Welcome to the resource topic for 2025/1939
Title:
Efficient Polynomial Multiplication for HQC on ARM Cortex-M4
Authors: Jihoon Jang, Myeonghoon Lee, Donggeun Kwon, Seokhie Hong, Suhri Kim, Sangjin Lee
Abstract:HQC, a code-based KEM selected by NIST for post-quantum standardization in March 2025, relies on fast polynomial multiplication over \mathbb{F}_2[x] on embedded targets. On ARM Cortex-M4, where carry-less multiply is unavailable, prior work has focused on two approaches, Frobenius Additive FFT (FAFFT) and a radix-16 method that computes \mathbb{F}_2[x] multiplications via 32-bit integer multiplications.
In this paper, we propose improved variants of FAFFT and the radix-16 method that optimize HQC on Cortex-M4. Regarding FAFFT, applying FAFFT to a polynomial length n=2^{k}+r with small r, such as hqc-128 and -192, requires operating 2^{k+2}\approx 4n. To address this overhead, we use FAFFT with 2-Karatsuba. We divide at 2^{k}, evaluate two subproducts of size 2^k with FAFFT at length 2^{k+1}, and handle the residual of size r via radix-16 multiplication. We further optimize the FAFFT butterfly by shortening XOR sequences that result from fixed-coefficient multiplications expressed as matrix-vector multiplications and by scheduling that fully utilizes all 14 general-purpose registers. In the final 5 layers, we implement bit swaps between registers with SWAPMOVE operations.
For the radix-16 method, we build a cost model based on operation counts to explore Karatsuba and Toom-Cook combinations, producing a small set of optimal candidates that we evaluate on the target device. We compare with the gf2x library using the same algorithm set. For hqc-128 and -192 the resulting combinations are identical, while for hqc-256 our combination achieves 21.7% fewer cycles.

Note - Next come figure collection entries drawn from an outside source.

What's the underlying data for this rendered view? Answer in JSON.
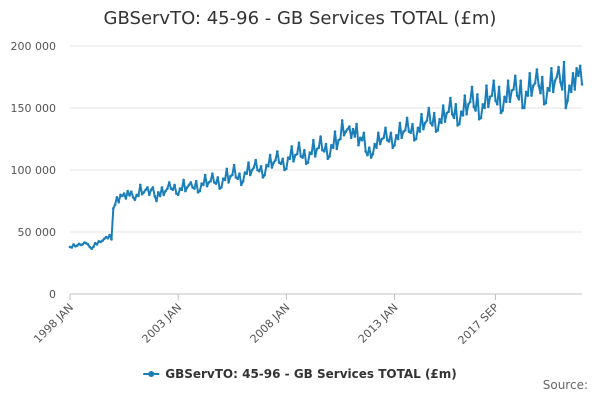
{
  "chart_data": {
    "type": "line",
    "title": "GBServTO: 45-96 - GB Services TOTAL (£m)",
    "source_label": "Source:",
    "xlabel": "",
    "ylabel": "",
    "x_start": "1998 JAN",
    "x_end": "2017 SEP",
    "x_ticks": [
      "1998 JAN",
      "2003 JAN",
      "2008 JAN",
      "2013 JAN",
      "2017 SEP"
    ],
    "y_ticks": [
      "0",
      "50 000",
      "100 000",
      "150 000",
      "200 000"
    ],
    "ylim": [
      0,
      200000
    ],
    "grid": true,
    "legend_position": "bottom-center",
    "series": [
      {
        "name": "GBServTO: 45-96 - GB Services TOTAL (£m)",
        "color": "#1a7fb8",
        "values": [
          38000,
          37500,
          40000,
          38500,
          39000,
          40500,
          39500,
          40000,
          41500,
          41000,
          40000,
          38000,
          36500,
          38000,
          41000,
          40000,
          42500,
          42000,
          43000,
          44500,
          46000,
          45000,
          47500,
          44000,
          69000,
          72000,
          78000,
          74000,
          80000,
          79000,
          81000,
          77000,
          83000,
          79500,
          82500,
          78000,
          76000,
          80000,
          79000,
          88000,
          80500,
          82000,
          84000,
          86000,
          80000,
          84000,
          86000,
          79000,
          75000,
          82000,
          79000,
          86000,
          80000,
          83000,
          85000,
          90000,
          85000,
          84000,
          88000,
          81000,
          80000,
          85000,
          84000,
          92000,
          83000,
          86000,
          88000,
          90000,
          86000,
          85000,
          91000,
          82000,
          83000,
          89000,
          88000,
          96000,
          87000,
          90000,
          91000,
          97000,
          90000,
          89000,
          94000,
          85000,
          86000,
          93000,
          92000,
          101000,
          90000,
          95000,
          96000,
          104000,
          94000,
          93000,
          97000,
          88000,
          91000,
          98000,
          97000,
          106000,
          96000,
          100000,
          102000,
          108000,
          100000,
          99000,
          103000,
          94000,
          96000,
          104000,
          103000,
          112000,
          102000,
          106000,
          108000,
          115000,
          106000,
          105000,
          109000,
          100000,
          101000,
          110000,
          109000,
          119000,
          107000,
          112000,
          113000,
          122000,
          111000,
          110000,
          116000,
          105000,
          106000,
          114000,
          113000,
          124000,
          111000,
          117000,
          118000,
          127000,
          116000,
          115000,
          121000,
          109000,
          111000,
          120000,
          118000,
          131000,
          117000,
          124000,
          125000,
          140000,
          128000,
          131000,
          133000,
          135000,
          126000,
          133000,
          127000,
          137000,
          120000,
          126000,
          124000,
          130000,
          115000,
          112000,
          118000,
          110000,
          113000,
          121000,
          118000,
          130000,
          121000,
          125000,
          126000,
          134000,
          124000,
          123000,
          130000,
          118000,
          120000,
          128000,
          125000,
          138000,
          126000,
          131000,
          132000,
          142000,
          131000,
          130000,
          137000,
          124000,
          125000,
          134000,
          131000,
          145000,
          133000,
          138000,
          140000,
          150000,
          138000,
          136000,
          146000,
          131000,
          132000,
          141000,
          138000,
          152000,
          139000,
          146000,
          147000,
          158000,
          145000,
          142000,
          153000,
          136000,
          137000,
          147000,
          144000,
          160000,
          145000,
          153000,
          155000,
          167000,
          151000,
          148000,
          161000,
          141000,
          142000,
          153000,
          150000,
          168000,
          151000,
          159000,
          160000,
          172000,
          156000,
          153000,
          167000,
          146000,
          148000,
          159000,
          155000,
          172000,
          155000,
          164000,
          165000,
          176000,
          160000,
          157000,
          172000,
          150000,
          150000,
          163000,
          160000,
          178000,
          160000,
          168000,
          170000,
          181000,
          168000,
          162000,
          175000,
          153000,
          154000,
          166000,
          164000,
          182000,
          163000,
          172000,
          175000,
          183000,
          171000,
          165000,
          187000,
          150000,
          156000,
          168000,
          163000,
          178000,
          165000,
          182000,
          176000,
          184000,
          169000
        ]
      }
    ]
  }
}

On a NUCLEO-L4R5ZI board with a Cortex-M4 microcontroller, our implementations reduce polynomial-multiplication cycles by 11.3% (hqc-128) and 9.2% (hqc-192) with FAFFT, and by 24.5% (hqc-128) and 3.2% (hqc-192) with the radix-16 method. Overall, we achieve cycle reductions of 16.4%, 15.9%, and 14.7% for key generation, encapsulation, and decapsulation in hqc-128, and 5.8%, 5.8%, and 5.5% in hqc-192.